The example shows a displaced, trauma fracture of the dens (Type 2 according to Anderson and D'Alonzo). The injury was treated using the surgical technique as first described by Harms. The procedure is suitable for patients - even with reduced bone quality (osteoporosis) - and ensures superior primary stability.
The 74-year-old lady lives at the coast of the Baltic Sea and regularly visits the beach. A heavy roofed wicker beach chair fell on her head. In addition to a laceration at the back of the head, she immediately experiences severe neck pain. Because her neck pain does not improve after three days, she goes to the nearby hospital for examination. After an X-ray examination, it becomes clear that she has broken the second cervical vertebra. A CT shows the findings even more clearly (Fig. A - green arrow). The fracture is displaced. In addition, osteoporosis and severe arthritis of the cervical vertebral joints are present.
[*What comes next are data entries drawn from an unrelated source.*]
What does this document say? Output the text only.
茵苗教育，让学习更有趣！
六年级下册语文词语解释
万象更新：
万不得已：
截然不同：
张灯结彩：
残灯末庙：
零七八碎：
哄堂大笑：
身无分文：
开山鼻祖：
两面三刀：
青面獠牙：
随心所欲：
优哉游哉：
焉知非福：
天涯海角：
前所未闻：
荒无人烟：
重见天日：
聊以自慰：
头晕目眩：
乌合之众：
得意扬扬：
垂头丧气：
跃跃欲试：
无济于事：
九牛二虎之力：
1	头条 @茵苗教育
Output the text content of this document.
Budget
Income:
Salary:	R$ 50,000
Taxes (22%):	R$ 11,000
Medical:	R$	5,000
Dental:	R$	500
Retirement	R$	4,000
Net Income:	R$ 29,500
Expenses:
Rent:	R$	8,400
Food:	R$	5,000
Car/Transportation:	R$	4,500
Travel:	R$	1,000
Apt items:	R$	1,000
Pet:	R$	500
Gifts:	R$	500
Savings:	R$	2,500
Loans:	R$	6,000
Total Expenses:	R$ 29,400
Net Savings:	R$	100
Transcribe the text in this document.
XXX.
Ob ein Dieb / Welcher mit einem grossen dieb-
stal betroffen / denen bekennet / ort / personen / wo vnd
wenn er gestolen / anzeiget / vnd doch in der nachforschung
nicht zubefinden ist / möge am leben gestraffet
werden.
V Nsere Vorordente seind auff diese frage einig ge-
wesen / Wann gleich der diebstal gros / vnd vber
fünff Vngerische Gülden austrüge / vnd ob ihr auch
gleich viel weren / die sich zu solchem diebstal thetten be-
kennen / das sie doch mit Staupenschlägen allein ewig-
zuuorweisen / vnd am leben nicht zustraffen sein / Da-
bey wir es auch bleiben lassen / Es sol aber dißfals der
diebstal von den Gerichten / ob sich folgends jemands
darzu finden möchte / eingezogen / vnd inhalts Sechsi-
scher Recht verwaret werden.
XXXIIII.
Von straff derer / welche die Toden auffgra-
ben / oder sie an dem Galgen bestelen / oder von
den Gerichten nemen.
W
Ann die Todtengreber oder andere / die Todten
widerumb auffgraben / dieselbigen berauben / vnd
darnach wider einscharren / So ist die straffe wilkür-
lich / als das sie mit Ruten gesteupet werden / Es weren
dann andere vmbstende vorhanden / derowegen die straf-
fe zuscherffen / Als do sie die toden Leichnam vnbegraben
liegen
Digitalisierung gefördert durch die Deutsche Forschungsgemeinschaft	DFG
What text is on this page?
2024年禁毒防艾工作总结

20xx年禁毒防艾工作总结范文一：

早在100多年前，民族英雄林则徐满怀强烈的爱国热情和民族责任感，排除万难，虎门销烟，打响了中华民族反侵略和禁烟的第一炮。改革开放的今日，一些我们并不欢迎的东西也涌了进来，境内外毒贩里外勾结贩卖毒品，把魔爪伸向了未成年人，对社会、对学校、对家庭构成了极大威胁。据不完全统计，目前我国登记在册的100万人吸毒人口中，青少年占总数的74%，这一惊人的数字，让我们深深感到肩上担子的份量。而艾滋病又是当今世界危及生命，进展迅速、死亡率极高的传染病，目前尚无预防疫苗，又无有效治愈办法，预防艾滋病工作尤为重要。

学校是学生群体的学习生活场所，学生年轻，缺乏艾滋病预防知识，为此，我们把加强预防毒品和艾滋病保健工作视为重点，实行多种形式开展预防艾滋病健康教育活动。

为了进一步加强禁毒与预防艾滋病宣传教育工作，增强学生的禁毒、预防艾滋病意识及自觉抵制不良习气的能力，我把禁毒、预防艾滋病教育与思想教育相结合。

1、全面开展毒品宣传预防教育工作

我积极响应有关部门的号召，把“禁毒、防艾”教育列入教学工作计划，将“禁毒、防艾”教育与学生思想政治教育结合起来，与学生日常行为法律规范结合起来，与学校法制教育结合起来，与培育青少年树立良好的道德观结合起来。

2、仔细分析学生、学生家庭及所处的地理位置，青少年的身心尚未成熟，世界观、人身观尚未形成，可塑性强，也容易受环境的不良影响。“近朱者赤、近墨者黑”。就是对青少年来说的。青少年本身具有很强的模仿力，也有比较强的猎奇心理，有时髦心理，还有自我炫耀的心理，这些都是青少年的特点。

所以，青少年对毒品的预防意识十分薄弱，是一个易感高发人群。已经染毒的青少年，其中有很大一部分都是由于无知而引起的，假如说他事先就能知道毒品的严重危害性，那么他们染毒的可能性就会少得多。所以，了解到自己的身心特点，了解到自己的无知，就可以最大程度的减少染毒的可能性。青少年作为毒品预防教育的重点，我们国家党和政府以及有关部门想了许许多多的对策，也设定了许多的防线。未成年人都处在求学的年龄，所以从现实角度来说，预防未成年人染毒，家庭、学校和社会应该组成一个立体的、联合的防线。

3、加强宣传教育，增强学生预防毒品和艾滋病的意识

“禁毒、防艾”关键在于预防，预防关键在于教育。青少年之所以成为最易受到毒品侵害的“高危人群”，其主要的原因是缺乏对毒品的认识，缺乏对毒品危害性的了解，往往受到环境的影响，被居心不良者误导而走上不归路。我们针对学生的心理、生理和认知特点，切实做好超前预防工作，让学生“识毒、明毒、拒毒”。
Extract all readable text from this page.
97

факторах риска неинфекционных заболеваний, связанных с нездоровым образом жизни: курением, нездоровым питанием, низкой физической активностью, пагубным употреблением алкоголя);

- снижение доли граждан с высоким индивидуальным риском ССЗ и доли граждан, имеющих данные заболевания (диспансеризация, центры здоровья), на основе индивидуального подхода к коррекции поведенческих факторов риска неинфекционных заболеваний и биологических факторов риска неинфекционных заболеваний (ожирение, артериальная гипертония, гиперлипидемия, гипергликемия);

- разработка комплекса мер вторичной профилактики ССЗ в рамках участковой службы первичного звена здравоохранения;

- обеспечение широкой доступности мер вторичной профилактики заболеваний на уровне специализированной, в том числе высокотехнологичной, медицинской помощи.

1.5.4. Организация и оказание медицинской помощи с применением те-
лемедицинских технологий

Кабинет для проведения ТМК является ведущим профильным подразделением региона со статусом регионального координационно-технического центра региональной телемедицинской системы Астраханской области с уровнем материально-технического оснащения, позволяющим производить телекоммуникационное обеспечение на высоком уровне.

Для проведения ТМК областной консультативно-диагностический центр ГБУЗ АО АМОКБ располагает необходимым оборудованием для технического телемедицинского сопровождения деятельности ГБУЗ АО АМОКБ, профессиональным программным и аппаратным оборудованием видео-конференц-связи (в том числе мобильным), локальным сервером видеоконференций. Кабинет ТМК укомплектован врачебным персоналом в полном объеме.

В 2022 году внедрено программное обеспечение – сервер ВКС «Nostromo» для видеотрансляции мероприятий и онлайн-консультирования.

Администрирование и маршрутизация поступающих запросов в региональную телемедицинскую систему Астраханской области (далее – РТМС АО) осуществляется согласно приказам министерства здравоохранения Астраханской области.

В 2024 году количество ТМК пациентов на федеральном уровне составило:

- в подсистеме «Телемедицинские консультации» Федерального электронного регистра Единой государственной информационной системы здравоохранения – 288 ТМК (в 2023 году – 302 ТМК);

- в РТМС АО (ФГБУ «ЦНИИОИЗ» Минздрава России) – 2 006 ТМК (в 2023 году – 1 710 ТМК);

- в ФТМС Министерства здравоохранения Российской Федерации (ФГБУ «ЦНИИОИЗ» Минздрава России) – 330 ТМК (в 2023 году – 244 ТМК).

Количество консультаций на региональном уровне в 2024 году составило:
In the case of osteoporosis, optimal anterior screw fixation is often not possible and may lead to problems (screw loosening, pseudarthrosis).
Therefore, segmental fusion of the first and second cervical vertebrae (C1-C2) with four polyaxial screws (Fig. B, C) and two rods (Fig. D) is the method of choice in this situation.
In the postoperative X-ray and CT images (Fig. B-D), a bone graft was transplanted between the screws and rods dorsal to the vertebral arches. This offers permanent and stable bridging of the fracture gap.